Currently, universities can select the “clear and convincing evidence” standard or “the preponderance of the evidence” standard. The former is a higher threshold and more favorable for the accused, while the latter, often used in civil litigation, is sometimes described as “more likely than not” or “anything above 50% certainty.” The proposed changes would compel the use of the lower standard of guilt unless the university uses clear and convincing “in all other comparable proceedings, including other discrimination complaints.”

Another important set of changes focuses on the decision-making used for Title IX grievances. A live hearing would no longer be required for a grievance. Instead, a decisionmaker selected by a school would have discretion to “ask relevant” questions at a meeting.

Catherine Lhamon, the assistant secretary for Civil Rights, maintained the proposed regulations “reflect the Department’s commitment to give full effect to Title IX, ensuring that no person experiences sex discrimination in education, and that school procedures for addressing complaints of sex discrimination, including sexual violence and other forms of sex-based harassment, are clear, effective and fair to all involved.”

Alan Milstein, an attorney who has represented college athletes accused of wrongdoing, disagrees. He believes the proposed changes will not promote Title IX’s underlying goal of justice.

“I find the proposed changes deeply disturbing,” he told Sportico. “One can be in favor of disciplining those who abuse or assault without eliminating due process protections to ensure fact finders can learn whether the accusations are true or false.”

Title IX grievance procedures have been addressed by U.S. Supreme Court justices. For instance, when Justice Amy Coney Barrett was a judge on the U.S. Court of Appeals for the Seventh Circuit in 2019, she rebuked Purdue University for its handling of a Title IX matter. She found the school had wrongfully denied the accused student a chance to review key evidence and questioned why those handling the process would find the accuser more believable than the accused when they hadn’t spoken with the accuser.

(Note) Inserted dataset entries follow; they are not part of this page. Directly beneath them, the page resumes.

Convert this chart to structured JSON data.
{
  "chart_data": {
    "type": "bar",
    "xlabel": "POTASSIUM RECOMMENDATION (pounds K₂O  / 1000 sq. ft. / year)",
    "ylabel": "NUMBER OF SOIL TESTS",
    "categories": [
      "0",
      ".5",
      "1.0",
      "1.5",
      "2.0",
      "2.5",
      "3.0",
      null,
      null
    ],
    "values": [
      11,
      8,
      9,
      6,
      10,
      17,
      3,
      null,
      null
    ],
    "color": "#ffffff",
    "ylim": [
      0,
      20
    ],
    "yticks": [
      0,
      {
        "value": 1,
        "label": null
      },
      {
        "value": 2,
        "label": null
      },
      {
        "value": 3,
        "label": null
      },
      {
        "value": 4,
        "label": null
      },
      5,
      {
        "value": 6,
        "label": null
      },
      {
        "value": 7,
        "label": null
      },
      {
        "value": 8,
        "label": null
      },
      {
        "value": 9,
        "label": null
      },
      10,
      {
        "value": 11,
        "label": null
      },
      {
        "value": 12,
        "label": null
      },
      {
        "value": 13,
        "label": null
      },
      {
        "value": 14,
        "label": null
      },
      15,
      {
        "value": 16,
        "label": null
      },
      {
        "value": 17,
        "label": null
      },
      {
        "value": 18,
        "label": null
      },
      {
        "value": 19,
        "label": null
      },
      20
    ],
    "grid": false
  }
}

The university, she found, “fell short of what even a high school must provide to a student facing a days-long suspension.”

On another front, the Department of Education shared that it will “engage in a separate rulemaking” to address Title IX’s application to athletics, including in the context of transgender athletes and their eligibility to “participate on a particular male or female athletic team.” That rulemaking could spark legal cases, particularly since 18 states have banned or restricted transgender women from participating in women’s sports. The underlying question of federal rights versus state rights, which has set in motion several noteworthy cases before the Court this past term, could surface in the future in the context of Title IX.